This line I put for testing [19] 35.199.6.155 DENY OUT Anywhere (out) and I've collected pcap on the egress interface, I still see TCP traffic leaving the NIC with this IP as destination and port 20444.

When I export the logs I don't see any of these P2P traffic requests in the logs but I'm not sure if these node discovery packets (possibly?) would be logged at all. Any way to enable these?

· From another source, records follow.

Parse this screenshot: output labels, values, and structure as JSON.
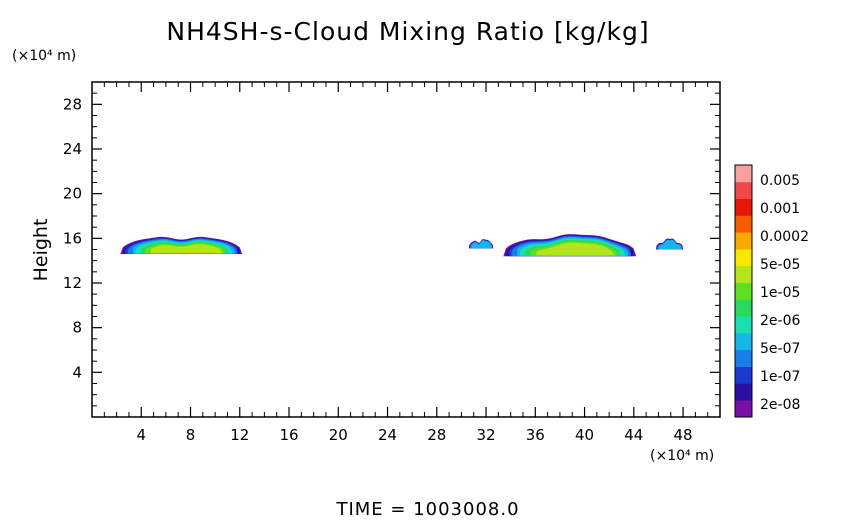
{
  "chart_data": {
    "type": "heatmap",
    "title": "NH4SH-s-Cloud Mixing Ratio [kg/kg]",
    "ylabel": "Height",
    "x_unit": "(×10⁴ m)",
    "y_unit": "(×10⁴ m)",
    "xlim": [
      0,
      51
    ],
    "ylim": [
      0,
      30
    ],
    "x_ticks": [
      4,
      8,
      12,
      16,
      20,
      24,
      28,
      32,
      36,
      40,
      44,
      48
    ],
    "y_ticks": [
      4,
      8,
      12,
      16,
      20,
      24,
      28
    ],
    "grid": false,
    "footer": "TIME = 1003008.0",
    "colorbar": {
      "labels": [
        "0.005",
        "0.001",
        "0.0002",
        "5e-05",
        "1e-05",
        "2e-06",
        "5e-07",
        "1e-07",
        "2e-08"
      ],
      "colors_bottom_to_top": [
        "#7a0fa8",
        "#2a10a0",
        "#1a3ad0",
        "#1a7ee8",
        "#13b6e6",
        "#19e0b4",
        "#2ad85a",
        "#5ee020",
        "#b6e41a",
        "#f6e800",
        "#f8a800",
        "#f85a00",
        "#e81808",
        "#f04848",
        "#f8a0a0"
      ]
    },
    "regions": [
      {
        "x_range": [
          2.3,
          12.2
        ],
        "y_bottom": 14.6,
        "y_top": 16.4,
        "peak": "5e-05"
      },
      {
        "x_range": [
          30.6,
          32.6
        ],
        "y_bottom": 15.1,
        "y_top": 16.1,
        "peak": "5e-07"
      },
      {
        "x_range": [
          33.4,
          44.2
        ],
        "y_bottom": 14.4,
        "y_top": 16.5,
        "peak": "5e-05"
      },
      {
        "x_range": [
          45.8,
          48.0
        ],
        "y_bottom": 15.0,
        "y_top": 16.1,
        "peak": "5e-07"
      }
    ]
  }
}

wileyj commented 1 year ago

hmm, the only way that might tell us something is to modify the command line /args for the blockchain so it's DEBUG logging. in your .env STACKS_LOG_DEBUG=1 should do it with a restart.

the ordering of your rules and the rules look correct, but i'm not entirely familiar with how ufw works so i'll have to read the docs. i may try to reproduce this myself as well.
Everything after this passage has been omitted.